Oxygen annealing induced changes in defects within beta-Ga2O3 epitaxial films measured using photoluminescence

TL;DR

This study uses photoluminescence spectroscopy to investigate how oxygen annealing affects defect formation and optical emissions in beta-Ga2O3 epitaxial films, revealing defect-related energy levels and morphological changes.

Contribution

It provides new insights into defect dynamics and energy levels in beta-Ga2O3 films induced by oxygen annealing, with detailed activation energies and defect behavior analysis.

Findings

Decreased PL yield and UV intensity with higher annealing temperatures.

Increased blue/UV and green/UV emission ratios indicating defect formation.

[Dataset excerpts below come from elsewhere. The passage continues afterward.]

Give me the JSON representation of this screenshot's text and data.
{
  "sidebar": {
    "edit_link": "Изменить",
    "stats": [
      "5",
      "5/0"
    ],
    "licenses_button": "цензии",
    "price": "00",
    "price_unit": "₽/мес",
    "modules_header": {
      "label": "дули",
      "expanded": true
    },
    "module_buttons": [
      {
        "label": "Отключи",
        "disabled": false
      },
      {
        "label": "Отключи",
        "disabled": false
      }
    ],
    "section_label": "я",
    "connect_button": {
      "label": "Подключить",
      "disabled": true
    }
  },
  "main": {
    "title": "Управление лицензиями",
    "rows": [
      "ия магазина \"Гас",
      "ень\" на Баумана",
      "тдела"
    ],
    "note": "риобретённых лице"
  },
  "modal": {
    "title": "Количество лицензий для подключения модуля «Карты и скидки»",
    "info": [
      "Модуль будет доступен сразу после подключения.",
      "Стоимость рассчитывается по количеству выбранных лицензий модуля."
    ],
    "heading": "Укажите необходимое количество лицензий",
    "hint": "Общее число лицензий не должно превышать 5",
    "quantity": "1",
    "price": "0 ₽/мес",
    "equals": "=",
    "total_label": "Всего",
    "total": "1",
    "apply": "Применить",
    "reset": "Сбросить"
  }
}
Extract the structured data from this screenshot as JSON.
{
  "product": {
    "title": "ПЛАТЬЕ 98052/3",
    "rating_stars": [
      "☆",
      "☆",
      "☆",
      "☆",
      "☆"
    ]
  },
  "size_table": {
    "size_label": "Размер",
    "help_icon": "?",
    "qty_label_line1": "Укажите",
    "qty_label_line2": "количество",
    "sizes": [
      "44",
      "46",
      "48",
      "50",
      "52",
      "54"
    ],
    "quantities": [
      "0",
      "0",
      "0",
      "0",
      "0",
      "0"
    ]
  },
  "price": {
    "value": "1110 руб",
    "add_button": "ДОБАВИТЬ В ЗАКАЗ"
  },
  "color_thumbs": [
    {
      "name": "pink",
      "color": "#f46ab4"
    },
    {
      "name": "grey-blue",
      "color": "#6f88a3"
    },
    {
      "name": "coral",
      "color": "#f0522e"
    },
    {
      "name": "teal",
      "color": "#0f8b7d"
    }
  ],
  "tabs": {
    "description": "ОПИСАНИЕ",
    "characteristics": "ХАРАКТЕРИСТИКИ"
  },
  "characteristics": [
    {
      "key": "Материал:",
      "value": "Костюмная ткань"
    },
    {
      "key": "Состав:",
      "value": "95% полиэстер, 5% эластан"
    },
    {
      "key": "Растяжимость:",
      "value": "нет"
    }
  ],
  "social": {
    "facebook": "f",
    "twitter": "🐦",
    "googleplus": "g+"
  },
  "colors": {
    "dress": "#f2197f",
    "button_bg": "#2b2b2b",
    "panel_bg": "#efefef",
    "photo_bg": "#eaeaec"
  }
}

Identification of defect activation energies and morphological changes at high temperatures.

Abstract

In this work, we use photoluminescence spectroscopy (PL) to monitor changes in the UV, UV', blue, and green emission bands from n-type (010) Ga2O3 films grown by metalorganic vapor phase epitaxy (MOVPE) induced by annealing at different temperatures under O2 ambient. Annealing at successively higher temperatures decreases the overall PL yield and UV intensity at nearly the same rates, indicating the increase in formation of at least one non-radiative defect type. Simultaneously, the PL yield ratios of blue/UV and green/UV increase, suggesting that defects associated with these emissions increase in concentration with O2 annealing. Utilizing the different absorption coefficients of 240 and 266 nm polarization-dependent excitation, we find an overall activation energy for the generation of non-radiative defects of 0.69 eV in the bulk but 1.55 eV near the surface. We also deduce activation energies for the green emission-related defects of 0.60 eV near the surface and 0.89-0.92 eV through the films, whereas the blue-related defects have activation energy in the range 0.43-0.62 eV for all depths. Lastly, we observe hillock surface morphologies and Cr diffusion from the substrate into the film for temperatures above 1050 oC. These observations are consistent with the formation and diffusion of VGa and its complexes as a dominant process during O2 annealing, but further work will be necessary to determine which defects and complexes provide radiative and non-radiative recombination channels and the detailed kinetic processes occurring at surfaces and in bulk amongst defect populations.